A moderare l’incontro è stata la coordinatrice del nostro magazine, Alessandra De Santis. “L’obiettivo dell’Osservatorio è quello di mettere tutti gli attori della filiera – ha ribadito De Santis – visto che il tessile è uno dei settori più impattanti a livello ambientale. Tra l’altro quest’anno il settore ha dovuto fare i conti con l’obbligo della raccolta differenziata, una vera e propria novità per il nostro Paese che ha deciso così di anticipare la scadenza europea di ben tre anni. La buona notizia è che tante imprese si sono mosse e si muovono per implementare la circolarità nelle proprie pratiche”.

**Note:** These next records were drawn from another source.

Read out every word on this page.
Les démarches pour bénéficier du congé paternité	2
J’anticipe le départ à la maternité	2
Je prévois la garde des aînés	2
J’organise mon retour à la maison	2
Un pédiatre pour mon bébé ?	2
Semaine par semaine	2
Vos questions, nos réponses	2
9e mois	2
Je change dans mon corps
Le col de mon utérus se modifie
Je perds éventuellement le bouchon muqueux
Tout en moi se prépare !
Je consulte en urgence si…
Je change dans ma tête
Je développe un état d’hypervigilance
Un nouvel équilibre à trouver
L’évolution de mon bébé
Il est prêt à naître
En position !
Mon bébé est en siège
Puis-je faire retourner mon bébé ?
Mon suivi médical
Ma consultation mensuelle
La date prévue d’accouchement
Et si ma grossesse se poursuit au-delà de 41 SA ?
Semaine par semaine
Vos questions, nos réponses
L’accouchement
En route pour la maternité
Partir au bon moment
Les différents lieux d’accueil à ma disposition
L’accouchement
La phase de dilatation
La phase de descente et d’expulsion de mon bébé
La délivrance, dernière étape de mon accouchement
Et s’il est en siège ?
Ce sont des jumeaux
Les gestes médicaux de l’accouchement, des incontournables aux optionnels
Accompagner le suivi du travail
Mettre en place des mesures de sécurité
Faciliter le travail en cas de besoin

A parlare delle sfide circolari che attendono il tessile, messe nere su bianco nel Quaderno curato dai giornalisti e dalle giornaliste della nostra testata, è stato Raffaele Lupoli, direttore editoriale di EconomiaCircolare.com. “Abbiamo cominciato a studiare – ha detto Lupoli – per mettere dei punti fermi nell’analisi e nella rappresentazione di questa filiera che si è accelerata con l’avvio della raccolta differenziata per il tessile, in quella che è solo una delle sfide che ci chiede l’Europa. Il Quaderno raccoglie diversi spunti e punti di vista, partendo dalla necessità di ridurre i rifiuti. Ecco perché abbiamo parlato ad esempio di ecodesign, che forse è l’aspetto in cui il tessile è più indietro, analizzando poi sia la normativa italiana ed europea nonché ragionando sui flussi attuali e sulle potenzialità future. Il tessile è un settore tra i più variegati, speriamo che lo strumento che siamo riusciti a fornire possa diventare oggetto di dibattito e possa ulteriormente stimolare le attività dell’Osservatorio Tessile“.

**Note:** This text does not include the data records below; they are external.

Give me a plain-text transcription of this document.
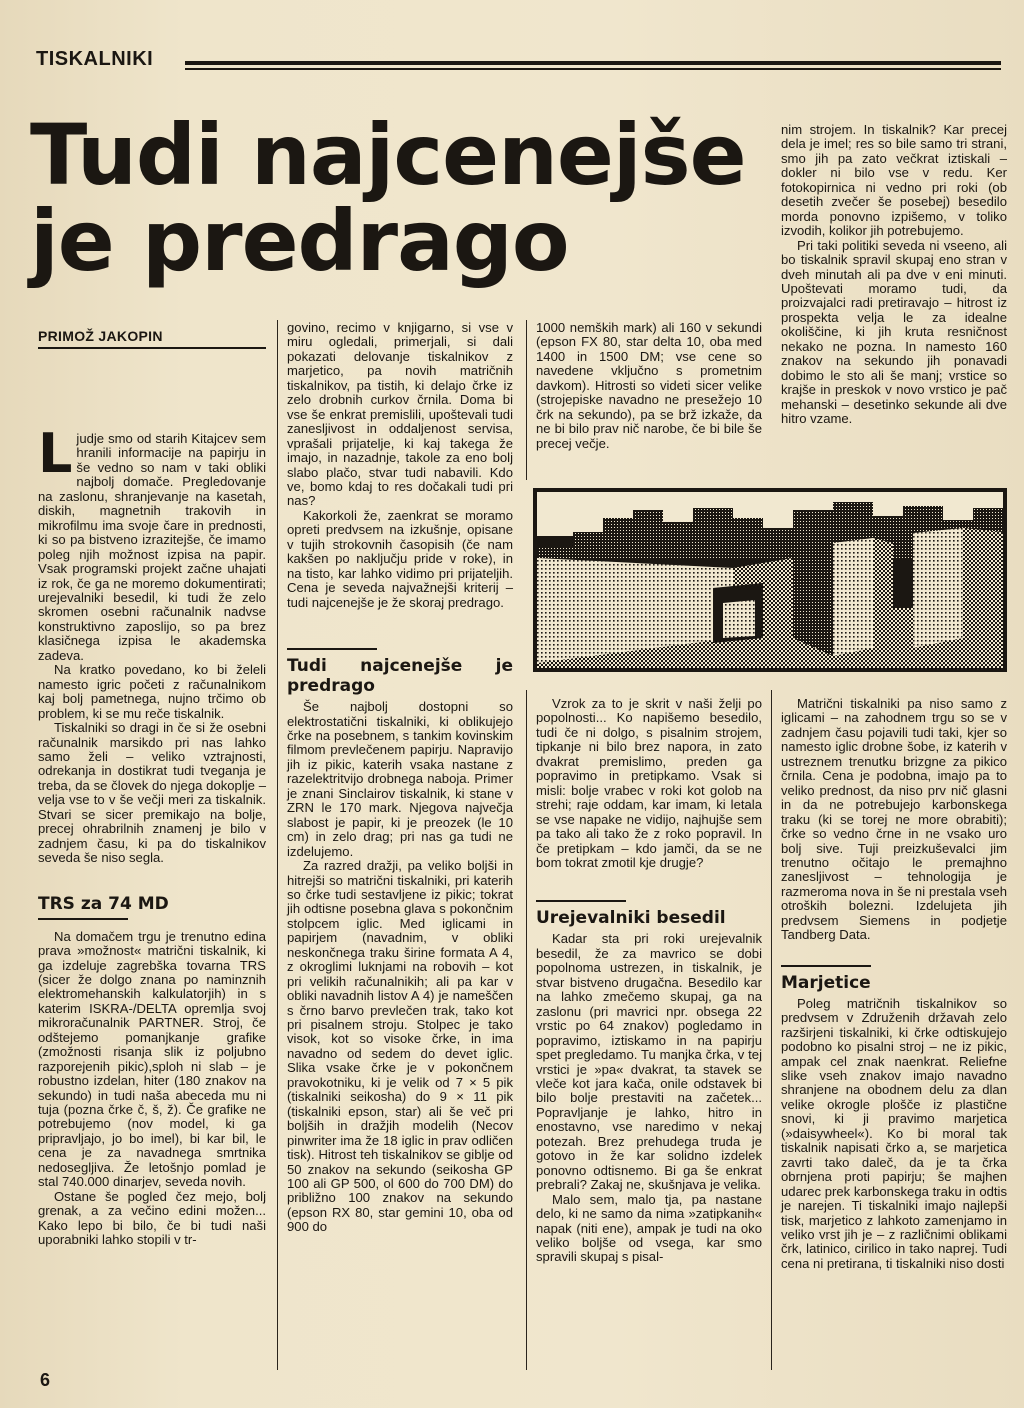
TISKALNIKI
Tudi najcenejše
je predrago
PRIMOŽ JAKOPIN

Ljudje smo od starih Kitajcev sem hranili informacije na papirju in še vedno so nam v taki obliki najbolj domače. Pregledovanje na zaslonu, shranjevanje na kasetah, diskih, magnetnih trakovih in mikrofilmu ima svoje čare in prednosti, ki so pa bistveno izrazitejše, če imamo poleg njih možnost izpisa na papir. Vsak programski projekt začne uhajati iz rok, če ga ne moremo dokumentirati; urejevalniki besedil, ki tudi že zelo skromen osebni računalnik nadvse konstruktivno zaposlijo, so pa brez klasičnega izpisa le akademska zadeva.

Na kratko povedano, ko bi želeli namesto igric početi z računalnikom kaj bolj pametnega, nujno trčimo ob problem, ki se mu reče tiskalnik.

Tiskalniki so dragi in če si že osebni računalnik marsikdo pri nas lahko samo želi – veliko vztrajnosti, odrekanja in dostikrat tudi tveganja je treba, da se človek do njega dokoplje – velja vse to v še večji meri za tiskalnik. Stvari se sicer premikajo na bolje, precej ohrabrilnih znamenj je bilo v zadnjem času, ki pa do tiskalnikov seveda še niso segla.

TRS za 74 MD

Na domačem trgu je trenutno edina prava »možnost« matrični tiskalnik, ki ga izdeluje zagrebška tovarna TRS (sicer že dolgo znana po naminznih elektromehanskih kalkulatorjih) in s katerim ISKRA-/DELTA opremlja svoj mikroračunalnik PARTNER. Stroj, če odštejemo pomanjkanje grafike (zmožnosti risanja slik iz poljubno razporejenih pikic),sploh ni slab – je robustno izdelan, hiter (180 znakov na sekundo) in tudi naša abeceda mu ni tuja (pozna črke č, š, ž). Če grafike ne potrebujemo (nov model, ki ga pripravljajo, jo bo imel), bi kar bil, le cena je za navadnega smrtnika nedosegljiva. Že letošnjo pomlad je stal 740.000 dinarjev, seveda novih.

Ostane še pogled čez mejo, bolj grenak, a za večino edini možen... Kako lepo bi bilo, če bi tudi naši uporabniki lahko stopili v tr-

govino, recimo v knjigarno, si vse v miru ogledali, primerjali, si dali pokazati delovanje tiskalnikov z marjetico, pa novih matričnih tiskalnikov, pa tistih, ki delajo črke iz zelo drobnih curkov črnila. Doma bi vse še enkrat premislili, upoštevali tudi zanesljivost in oddaljenost servisa, vprašali prijatelje, ki kaj takega že imajo, in nazadnje, takole za eno bolj slabo plačo, stvar tudi nabavili. Kdo ve, bomo kdaj to res dočakali tudi pri nas?

Kakorkoli že, zaenkrat se moramo opreti predvsem na izkušnje, opisane v tujih strokovnih časopisih (če nam kakšen po naključju pride v roke), in na tisto, kar lahko vidimo pri prijateljih. Cena je seveda najvažnejši kriterij – tudi najcenejše je že skoraj predrago.

Tudi najcenejše je predrago

Še najbolj dostopni so elektrostatični tiskalniki, ki oblikujejo črke na posebnem, s tankim kovinskim filmom prevlečenem papirju. Napravijo jih iz pikic, katerih vsaka nastane z razelektritvijo drobnega naboja. Primer je znani Sinclairov tiskalnik, ki stane v ZRN le 170 mark. Njegova največja slabost je papir, ki je preozek (le 10 cm) in zelo drag; pri nas ga tudi ne izdelujemo.

Za razred dražji, pa veliko boljši in hitrejši so matrični tiskalniki, pri katerih so črke tudi sestavljene iz pikic; tokrat jih odtisne posebna glava s pokončnim stolpcem iglic. Med iglicami in papirjem (navadnim, v obliki neskončnega traku širine formata A 4, z okroglimi luknjami na robovih – kot pri velikih računalnikih; ali pa kar v obliki navadnih listov A 4) je nameščen s črno barvo prevlečen trak, tako kot pri pisalnem stroju. Stolpec je tako visok, kot so visoke črke, in ima navadno od sedem do devet iglic. Slika vsake črke je v pokončnem pravokotniku, ki je velik od 7 × 5 pik (tiskalniki seikosha) do 9 × 11 pik (tiskalniki epson, star) ali še več pri boljših in dražjih modelih (Necov pinwriter ima že 18 iglic in prav odličen tisk). Hitrost teh tiskalnikov se giblje od 50 znakov na sekundo (seikosha GP 100 ali GP 500, ol 600 do 700 DM) do približno 100 znakov na sekundo (epson RX 80, star gemini 10, oba od 900 do

1000 nemških mark) ali 160 v sekundi (epson FX 80, star delta 10, oba med 1400 in 1500 DM; vse cene so navedene vključno s prometnim davkom). Hitrosti so videti sicer velike (strojepiske navadno ne presežejo 10 črk na sekundo), pa se brž izkaže, da ne bi bilo prav nič narobe, če bi bile še precej večje.

Vzrok za to je skrit v naši želji po popolnosti... Ko napišemo besedilo, tudi če ni dolgo, s pisalnim strojem, tipkanje ni bilo brez napora, in zato dvakrat premislimo, preden ga popravimo in pretipkamo. Vsak si misli: bolje vrabec v roki kot golob na strehi; raje oddam, kar imam, ki letala se vse napake ne vidijo, najhujše sem pa tako ali tako že z roko popravil. In če pretipkam – kdo jamči, da se ne bom tokrat zmotil kje drugje?

Urejevalniki besedil

Kadar sta pri roki urejevalnik besedil, že za mavrico se dobi popolnoma ustrezen, in tiskalnik, je stvar bistveno drugačna. Besedilo kar na lahko zmečemo skupaj, ga na zaslonu (pri mavrici npr. obsega 22 vrstic po 64 znakov) pogledamo in popravimo, iztiskamo in na papirju spet pregledamo. Tu manjka črka, v tej vrstici je »pa« dvakrat, ta stavek se vleče kot jara kača, onile odstavek bi bilo bolje prestaviti na začetek... Popravljanje je lahko, hitro in enostavno, vse naredimo v nekaj potezah. Brez prehudega truda je gotovo in že kar solidno izdelek ponovno odtisnemo. Bi ga še enkrat prebrali? Zakaj ne, skušnjava je velika.

Malo sem, malo tja, pa nastane delo, ki ne samo da nima »zatipkanih« napak (niti ene), ampak je tudi na oko veliko boljše od vsega, kar smo spravili skupaj s pisal-

nim strojem. In tiskalnik? Kar precej dela je imel; res so bile samo tri strani, smo jih pa zato večkrat iztiskali – dokler ni bilo vse v redu. Ker fotokopirnica ni vedno pri roki (ob desetih zvečer še posebej) besedilo morda ponovno izpišemo, v toliko izvodih, kolikor jih potrebujemo.

Pri taki politiki seveda ni vseeno, ali bo tiskalnik spravil skupaj eno stran v dveh minutah ali pa dve v eni minuti. Upoštevati moramo tudi, da proizvajalci radi pretiravajo – hitrost iz prospekta velja le za idealne okoliščine, ki jih kruta resničnost nekako ne pozna. In namesto 160 znakov na sekundo jih ponavadi dobimo le sto ali še manj; vrstice so krajše in preskok v novo vrstico je pač mehanski – desetinko sekunde ali dve hitro vzame.

Matrični tiskalniki pa niso samo z iglicami – na zahodnem trgu so se v zadnjem času pojavili tudi taki, kjer so namesto iglic drobne šobe, iz katerih v ustreznem trenutku brizgne za pikico črnila. Cena je podobna, imajo pa to veliko prednost, da niso prv nič glasni in da ne potrebujejo karbonskega traku (ki se torej ne more obrabiti); črke so vedno črne in ne vsako uro bolj sive. Tuji preizkuševalci jim trenutno očitajo le premajhno zanesljivost – tehnologija je razmeroma nova in še ni prestala vseh otroških bolezni. Izdelujeta jih predvsem Siemens in podjetje Tandberg Data.

Marjetice

Poleg matričnih tiskalnikov so predvsem v Združenih državah zelo razširjeni tiskalniki, ki črke odtiskujejo podobno ko pisalni stroj – ne iz pikic, ampak cel znak naenkrat. Reliefne slike vseh znakov imajo navadno shranjene na obodnem delu za dlan velike okrogle plošče iz plastične snovi, ki ji pravimo marjetica (»daisywheel«). Ko bi moral tak tiskalnik napisati črko a, se marjetica zavrti tako daleč, da je ta črka obrnjena proti papirju; še majhen udarec prek karbonskega traku in odtis je narejen. Ti tiskalniki imajo najlepši tisk, marjetico z lahkoto zamenjamo in veliko vrst jih je – z različnimi oblikami črk, latinico, cirilico in tako naprej. Tudi cena ni pretirana, ti tiskalniki niso dosti

6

Una delle differenze tra il 2021 e il 2022, tra la nascita dell’Osservatorio Tessile e il suo primo anno di vita, è la presenza di un nuovo consorzio nel settore. Cosa ha significato l’ingresso di un network importante come quello di Cobat? Lo ha raccontato Michele Zilla, general manager di Cobat Tessile. “L’economia circolare è pura economia, con l’insieme delle buone pratiche – ha detto Zilla – Noi pensiamo che serva estendere la responsabilità estesa del produttore, coinvolgendo gli altri attori della filiera. Nel tessile esistono già quattro consorzi, e altri ne sorgeranno. Il vero problema da porsi è quello del riciclo: si tratta di un compito molto arduo, perché ci sono molti prodotti che non possono diventare nuove fibre”.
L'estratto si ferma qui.